Meet the Other Phone. Child-safe in minutes.

Meet the Other Phone.
Child-safe in minutes.

Buy now

Please or to access all these features

Property/DIY

Join our Property forum for renovation, DIY, and house selling advice.

Possible to move bathroom upstairs - floor plan

13 replies

5thWisdom · 07/10/2022 20:29

Is there any way, with the dimensions of the upstairs, that you could create a two bed and install a bathroom upstairs to make a larger kitchen or retain a downstairs/utility room?

Possible to move bathroom upstairs - floor plan
OP posts:
5thWisdom · 07/10/2022 20:31

Have added RM link as the screenshots are fuzzy.

www.rightmove.co.uk/properties/127579511

OP posts:
NellyBarney · 07/10/2022 21:04

The easiest way would be to create a shower room in the top left corner of the large bedroom, so you can access it from the corridor.
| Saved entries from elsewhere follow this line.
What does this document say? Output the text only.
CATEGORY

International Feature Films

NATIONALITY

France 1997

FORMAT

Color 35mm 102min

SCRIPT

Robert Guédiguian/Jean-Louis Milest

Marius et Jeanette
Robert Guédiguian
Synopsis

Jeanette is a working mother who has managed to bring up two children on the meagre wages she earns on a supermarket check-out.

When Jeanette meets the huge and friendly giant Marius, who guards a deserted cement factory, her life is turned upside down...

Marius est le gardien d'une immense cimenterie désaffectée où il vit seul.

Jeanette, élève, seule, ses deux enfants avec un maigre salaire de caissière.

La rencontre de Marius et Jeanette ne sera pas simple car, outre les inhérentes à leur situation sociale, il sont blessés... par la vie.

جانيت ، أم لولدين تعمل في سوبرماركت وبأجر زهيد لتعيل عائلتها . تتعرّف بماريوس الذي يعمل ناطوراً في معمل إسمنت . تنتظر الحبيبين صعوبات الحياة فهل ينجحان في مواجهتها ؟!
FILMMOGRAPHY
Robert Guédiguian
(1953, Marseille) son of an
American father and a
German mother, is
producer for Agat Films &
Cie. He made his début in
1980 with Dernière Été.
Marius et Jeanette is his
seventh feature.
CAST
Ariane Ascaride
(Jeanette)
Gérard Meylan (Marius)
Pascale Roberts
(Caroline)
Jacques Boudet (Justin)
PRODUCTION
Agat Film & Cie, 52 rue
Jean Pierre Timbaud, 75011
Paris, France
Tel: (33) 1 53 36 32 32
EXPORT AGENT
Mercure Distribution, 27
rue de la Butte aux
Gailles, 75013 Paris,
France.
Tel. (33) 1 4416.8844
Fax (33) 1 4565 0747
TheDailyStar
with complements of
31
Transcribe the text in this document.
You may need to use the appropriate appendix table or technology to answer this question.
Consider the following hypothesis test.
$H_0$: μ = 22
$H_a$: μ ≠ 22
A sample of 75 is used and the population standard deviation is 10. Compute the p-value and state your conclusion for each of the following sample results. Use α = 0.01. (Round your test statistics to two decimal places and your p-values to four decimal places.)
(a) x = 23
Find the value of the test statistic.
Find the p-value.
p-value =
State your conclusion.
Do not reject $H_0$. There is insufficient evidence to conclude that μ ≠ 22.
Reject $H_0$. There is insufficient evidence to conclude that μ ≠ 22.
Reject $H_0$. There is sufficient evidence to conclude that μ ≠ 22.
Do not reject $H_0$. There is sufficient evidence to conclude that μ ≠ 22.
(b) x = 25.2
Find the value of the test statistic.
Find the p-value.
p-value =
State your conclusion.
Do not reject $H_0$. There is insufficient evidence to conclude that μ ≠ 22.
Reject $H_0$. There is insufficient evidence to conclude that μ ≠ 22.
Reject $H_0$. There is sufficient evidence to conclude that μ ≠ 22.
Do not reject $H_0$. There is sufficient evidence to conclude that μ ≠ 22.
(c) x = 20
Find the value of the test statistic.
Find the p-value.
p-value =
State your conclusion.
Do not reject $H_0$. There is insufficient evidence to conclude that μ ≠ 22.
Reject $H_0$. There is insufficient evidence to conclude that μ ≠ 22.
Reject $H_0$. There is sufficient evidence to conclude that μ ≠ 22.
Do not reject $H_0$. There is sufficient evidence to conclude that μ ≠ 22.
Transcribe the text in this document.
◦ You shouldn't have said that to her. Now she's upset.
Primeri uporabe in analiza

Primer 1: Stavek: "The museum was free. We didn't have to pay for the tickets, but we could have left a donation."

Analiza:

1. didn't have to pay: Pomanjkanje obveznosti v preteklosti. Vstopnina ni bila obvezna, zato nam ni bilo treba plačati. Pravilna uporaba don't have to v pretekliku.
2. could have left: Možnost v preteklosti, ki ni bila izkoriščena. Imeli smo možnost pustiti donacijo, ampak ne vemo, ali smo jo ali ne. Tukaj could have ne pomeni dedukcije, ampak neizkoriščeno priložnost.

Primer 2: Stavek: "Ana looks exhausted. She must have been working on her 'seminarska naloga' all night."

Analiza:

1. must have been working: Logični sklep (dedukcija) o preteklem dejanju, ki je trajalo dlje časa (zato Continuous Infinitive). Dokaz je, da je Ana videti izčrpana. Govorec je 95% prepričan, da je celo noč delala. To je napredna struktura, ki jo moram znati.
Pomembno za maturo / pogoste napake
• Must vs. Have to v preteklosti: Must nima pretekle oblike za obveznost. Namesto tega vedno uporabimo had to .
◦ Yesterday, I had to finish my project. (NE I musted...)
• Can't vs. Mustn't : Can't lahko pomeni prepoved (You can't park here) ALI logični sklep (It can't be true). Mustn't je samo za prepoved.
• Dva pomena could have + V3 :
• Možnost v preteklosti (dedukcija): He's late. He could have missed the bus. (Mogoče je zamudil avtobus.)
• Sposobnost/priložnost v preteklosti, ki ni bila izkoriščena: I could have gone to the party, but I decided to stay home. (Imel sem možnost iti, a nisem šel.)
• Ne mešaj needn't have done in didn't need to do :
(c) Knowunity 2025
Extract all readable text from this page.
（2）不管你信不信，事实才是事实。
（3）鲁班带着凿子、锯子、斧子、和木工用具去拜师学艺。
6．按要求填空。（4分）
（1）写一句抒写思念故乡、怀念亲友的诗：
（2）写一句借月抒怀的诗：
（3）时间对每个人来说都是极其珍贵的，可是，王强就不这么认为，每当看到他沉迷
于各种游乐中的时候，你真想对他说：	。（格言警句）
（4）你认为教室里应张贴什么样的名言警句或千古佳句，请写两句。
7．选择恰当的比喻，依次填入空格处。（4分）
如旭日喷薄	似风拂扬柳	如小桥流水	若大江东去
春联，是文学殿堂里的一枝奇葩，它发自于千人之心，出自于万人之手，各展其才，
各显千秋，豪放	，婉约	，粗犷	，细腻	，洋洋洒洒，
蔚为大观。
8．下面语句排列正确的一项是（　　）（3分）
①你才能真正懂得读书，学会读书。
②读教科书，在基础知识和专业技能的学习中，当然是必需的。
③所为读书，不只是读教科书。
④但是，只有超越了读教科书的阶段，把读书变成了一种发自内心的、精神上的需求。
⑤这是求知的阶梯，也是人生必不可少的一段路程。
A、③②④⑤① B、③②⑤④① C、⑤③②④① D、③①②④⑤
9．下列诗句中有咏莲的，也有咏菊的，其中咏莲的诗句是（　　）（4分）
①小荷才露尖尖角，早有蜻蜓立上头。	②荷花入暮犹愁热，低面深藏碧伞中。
The corridor would have to be extended by about 1m to create access to the bedroom, and access to the shower room. You'd be left with a 3.50x2.60 room and a 1.60x1.20 shower room. Tiny, but just about possible to fit shower, loo and sink in.

NellyBarney · 07/10/2022 21:16

A 1.6x1.2 room would e.g. allow you to fit a 160x70cm bathtub with overhead shower and leaves 50cm for a 2in1 toilet with basin. A 3.50m wide room leaves enough space for a 1.5m King size bed and 1m space either side. You could reduce the width of the bedroom to 3m, making the bathroom 1.7m wide, so you could fit a seperate loo and small corner basin.

Soontobe60 · 07/10/2022 21:16

I’d say not. Looking at the photos, there’s not enough head room in the bedrooms either side so you’d have to put the bathroom in the middle of the rooms! Also, your soil pipes / plumbing would be a nightmare as you wouldn’t be putting a bathroom above where it’s already situated. Are the radiators electric? If so, there might be no water at all upstairs. So it would be a very costly job.

NellyBarney · 07/10/2022 21:19

But would you gain that much by taking out the downstairs shower room? There seems to be a nice dining space, and the shower room is new, might be a shame to rip it put. If you want a kitchen diner, is there maybe a possibility to add an extension?

Paq · 07/10/2022 21:20

Agree with poster above. You would be best to get a builder in to look at where the water and soil pipes would go.

Is this a house that you own or are planning to buy? The layout is strange!

MaffsMover · 07/10/2022 21:21

Could you extend on top of the kitchen?

OhhhhhhhhBiscuits · 07/10/2022 21:24

I would extend over the kitchen. You will probably have no water or soil stacks at the front of the house so you are limited to where you can have the plumbing. We have the same issue at the bank of our house.

NellyBarney · 07/10/2022 21:29

You would probably get enough headroom as you could move the shower about 1.6m away from the eaves, you'd need to measure the height in situ. The plumbing is the big bid, you'll have to take floorboards, carpets up, put up new waste pipe outside or even use a macerator. Things like that are possible, of course, but if you are prepared to have that much upheaval and cost, you might be better of with an extension, or buying a house with a sit in kitchen and upstairs bathroom already in place.

CafeNervosa · 07/10/2022 21:37

You could potentially have a small shower room
with sliding door here and retain two doubles (just!) but you’ll need a new SVP down to the ground and probably excavate a trench in the floor for a route out… to connect with wherever your main drains are…

Possible to move bathroom upstairs - floor plan
StillNotWarm · 07/10/2022 21:52

Given where the kitchen, and presumably water, is could you put a Jack and Jill bathroom on the wall with the windows? Not sure you've got the space between the windows, or the headspace, to do it tho.

parietal · 07/10/2022 21:52

it would be VERY difficult.

options include
a) extend over the kitchen. turn the window of bed 1 into a low door to get into the new bathroom. add a velux window or bed1 will end up with no window

b) squeeze in into bed2 as @CafeNervosa suggests. you'd probably need a grotty macerator toilet because the pipes wouldn't work otherwise.

both would be expensive and not-very-nice in the end.

gretr · 07/10/2022 22:00

Space wise you can. But what’s your budget? You’d need a water pipe and a waste pipe to go upstairs and the out pipes externally. So there would need to be penetrations to the ceiling downstairs and the outside wall. If you haven’t bought it, I probably wouldn’t bother.